My neighbor is an engineer and I use his homemade system for floating/moving my lift. I'll try describing it, but it's pretty hard to describe. I'll be able to get pics in a few weeks - the pics will help - suddenly you'll see it and have that ah-ha moment!
Get some large sheets of styrofoam insulation (like they use on houses - pink or blue) - 4 foot X 8 foot, 2 or 3 inches thick. Cut each into strips about 18 inches inches wide. Glue several strips together until you end up with 8-foot long blocks about 18 inches by 18 inches. You'll need 2 of these - 1 for each side of the lift. (Depending on the size/weight of your lift you may need bigger blocks.)
Cut each block to length so that it fits in between the wheels of your lift, with a few inches of spare room. This is so the wheels can turn once you get it on land. So, at this point you have 2 blocks 18 inches by 18 inches by 6 or 7 feet (depends on how much space between the wheels.)
You need 2 sets of long
heavy duty straps. Each set should have some method of adjustably attaching together, that could be ratchet-style or the kind that loops through 2 rings.
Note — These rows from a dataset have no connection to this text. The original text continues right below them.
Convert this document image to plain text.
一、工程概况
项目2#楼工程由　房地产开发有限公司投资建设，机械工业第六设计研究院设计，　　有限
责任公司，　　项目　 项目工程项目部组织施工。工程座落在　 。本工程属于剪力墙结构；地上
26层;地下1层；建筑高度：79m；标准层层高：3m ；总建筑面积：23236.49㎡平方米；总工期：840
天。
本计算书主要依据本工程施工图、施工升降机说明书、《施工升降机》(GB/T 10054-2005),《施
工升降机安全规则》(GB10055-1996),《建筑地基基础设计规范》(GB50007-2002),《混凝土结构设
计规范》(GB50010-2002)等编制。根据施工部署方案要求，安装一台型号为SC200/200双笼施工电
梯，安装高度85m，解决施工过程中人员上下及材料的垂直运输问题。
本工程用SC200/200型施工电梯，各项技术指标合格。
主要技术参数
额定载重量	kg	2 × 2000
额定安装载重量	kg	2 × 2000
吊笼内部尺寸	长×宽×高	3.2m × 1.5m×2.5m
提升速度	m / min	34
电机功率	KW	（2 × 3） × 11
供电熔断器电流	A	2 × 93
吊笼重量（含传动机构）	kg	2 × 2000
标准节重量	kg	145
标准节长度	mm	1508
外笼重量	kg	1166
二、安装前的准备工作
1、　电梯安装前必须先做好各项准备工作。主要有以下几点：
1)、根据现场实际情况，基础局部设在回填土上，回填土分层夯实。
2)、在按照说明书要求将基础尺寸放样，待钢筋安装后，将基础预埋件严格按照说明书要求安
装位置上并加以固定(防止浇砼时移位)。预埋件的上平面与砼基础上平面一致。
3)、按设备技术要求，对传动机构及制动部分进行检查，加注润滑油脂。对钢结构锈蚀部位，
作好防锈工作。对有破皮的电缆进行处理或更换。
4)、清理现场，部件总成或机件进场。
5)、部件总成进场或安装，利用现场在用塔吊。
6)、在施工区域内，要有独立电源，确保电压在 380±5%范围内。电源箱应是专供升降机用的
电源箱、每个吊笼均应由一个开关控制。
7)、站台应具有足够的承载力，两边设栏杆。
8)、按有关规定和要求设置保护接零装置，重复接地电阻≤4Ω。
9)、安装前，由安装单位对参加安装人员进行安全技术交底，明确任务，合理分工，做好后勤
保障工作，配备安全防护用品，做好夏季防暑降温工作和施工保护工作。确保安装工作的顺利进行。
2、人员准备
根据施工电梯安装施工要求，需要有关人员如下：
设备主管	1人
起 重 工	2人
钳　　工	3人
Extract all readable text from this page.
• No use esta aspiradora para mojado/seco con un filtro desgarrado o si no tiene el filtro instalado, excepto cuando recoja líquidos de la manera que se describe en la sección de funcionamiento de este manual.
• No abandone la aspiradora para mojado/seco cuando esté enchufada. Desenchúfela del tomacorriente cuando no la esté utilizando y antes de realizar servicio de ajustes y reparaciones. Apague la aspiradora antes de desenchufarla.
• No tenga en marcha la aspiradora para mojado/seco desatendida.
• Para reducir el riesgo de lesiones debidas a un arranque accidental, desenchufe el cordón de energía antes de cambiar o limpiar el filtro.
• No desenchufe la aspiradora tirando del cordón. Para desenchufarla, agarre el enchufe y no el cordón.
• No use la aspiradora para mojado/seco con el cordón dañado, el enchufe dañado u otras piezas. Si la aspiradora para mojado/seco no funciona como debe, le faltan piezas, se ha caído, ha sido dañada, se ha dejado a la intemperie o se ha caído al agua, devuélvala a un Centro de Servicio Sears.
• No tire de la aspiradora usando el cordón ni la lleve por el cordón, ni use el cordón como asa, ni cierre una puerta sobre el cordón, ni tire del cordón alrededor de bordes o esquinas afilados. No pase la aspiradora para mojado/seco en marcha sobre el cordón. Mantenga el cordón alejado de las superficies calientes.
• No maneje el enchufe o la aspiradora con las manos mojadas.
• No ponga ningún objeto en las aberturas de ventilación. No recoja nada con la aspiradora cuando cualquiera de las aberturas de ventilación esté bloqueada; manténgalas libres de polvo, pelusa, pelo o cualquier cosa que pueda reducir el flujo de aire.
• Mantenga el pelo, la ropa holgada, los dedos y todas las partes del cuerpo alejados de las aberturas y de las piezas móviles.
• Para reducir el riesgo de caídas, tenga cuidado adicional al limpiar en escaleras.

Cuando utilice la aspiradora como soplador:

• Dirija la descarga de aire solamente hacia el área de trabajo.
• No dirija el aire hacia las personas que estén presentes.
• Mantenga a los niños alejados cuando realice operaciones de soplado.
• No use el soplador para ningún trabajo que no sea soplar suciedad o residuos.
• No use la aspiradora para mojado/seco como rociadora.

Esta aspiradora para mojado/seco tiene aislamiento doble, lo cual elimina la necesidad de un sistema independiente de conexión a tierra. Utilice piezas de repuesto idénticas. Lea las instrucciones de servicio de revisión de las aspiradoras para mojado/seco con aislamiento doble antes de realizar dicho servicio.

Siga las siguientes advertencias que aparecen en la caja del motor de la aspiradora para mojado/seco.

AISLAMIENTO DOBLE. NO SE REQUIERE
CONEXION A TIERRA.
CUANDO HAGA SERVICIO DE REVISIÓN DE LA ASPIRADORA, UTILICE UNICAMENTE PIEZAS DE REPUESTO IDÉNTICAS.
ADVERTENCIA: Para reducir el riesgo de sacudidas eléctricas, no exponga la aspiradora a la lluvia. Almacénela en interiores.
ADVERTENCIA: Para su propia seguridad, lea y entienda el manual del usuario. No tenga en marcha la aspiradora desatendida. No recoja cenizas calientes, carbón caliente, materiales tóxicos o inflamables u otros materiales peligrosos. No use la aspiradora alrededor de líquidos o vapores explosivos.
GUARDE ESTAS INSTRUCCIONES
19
Take the open end of a strap and
strongly attach it around the styrofoam blocks - you can rivet it, tie it, sew it, whatever. You want to have 2 straps on each block, near each end. Again, the straps have to be heavy duty and strongly attached to the blocks - there's a lot of force that the straps will need to hold. The weak link will be however the straps are attached around the blocks - neighbor had them sewn on but they ripped so now we just tie them.)
If you're puttinjg the lift in, the lifting bed should be up a couple feet. If you're taking out in the fall, make sure the lifting bed is down pretty low.
Place the styro blocks in between the wheels on the outside of the lift. Run each strap under the fixed bottom rail on the side, up over the lifting bed (what the boat sits on) and attach it to the strap from the other side (using the ratchet or looping rings.) What you're doing is attaching the ends of the 2 styro blocks together, running
under the lowest fixed rail and
over the lifting bed. Pull the straps as tight as you can. You should now have the 2 styro blocks attached to each other, side-to-side, with the straps running across the lift.
When you raise the lift bed up, the styro blocks are pulled down on the sides, floating the lift. When you want to set the lift in place, lower the lift bed and the styro blocks will raise up, sinking the lift down into place.
I also put an inner tube under the front and back lower fixed rails to help with stability - they keep the lift from tipping back & forth.
Not sure if this helps, but it's a cheap solution and really works great. The lift will float anywhere you want to take it, and raising/lowering the bed has the opposite effect on the lift - you can place the lift pretty precisely, and raise it up without killing yourself.
One more note - you want to have the wheels on the lift before you do the styro blocks - the wheels add a fair amount of floating power.
I'll post some pics once I can get at the neighbors stuff, but that will likely be a few weeks ... we still have at least 10 inches of ice on our lake
Hope this helps - it's cheap and easy, and will float pretty much anything if you use enough styro!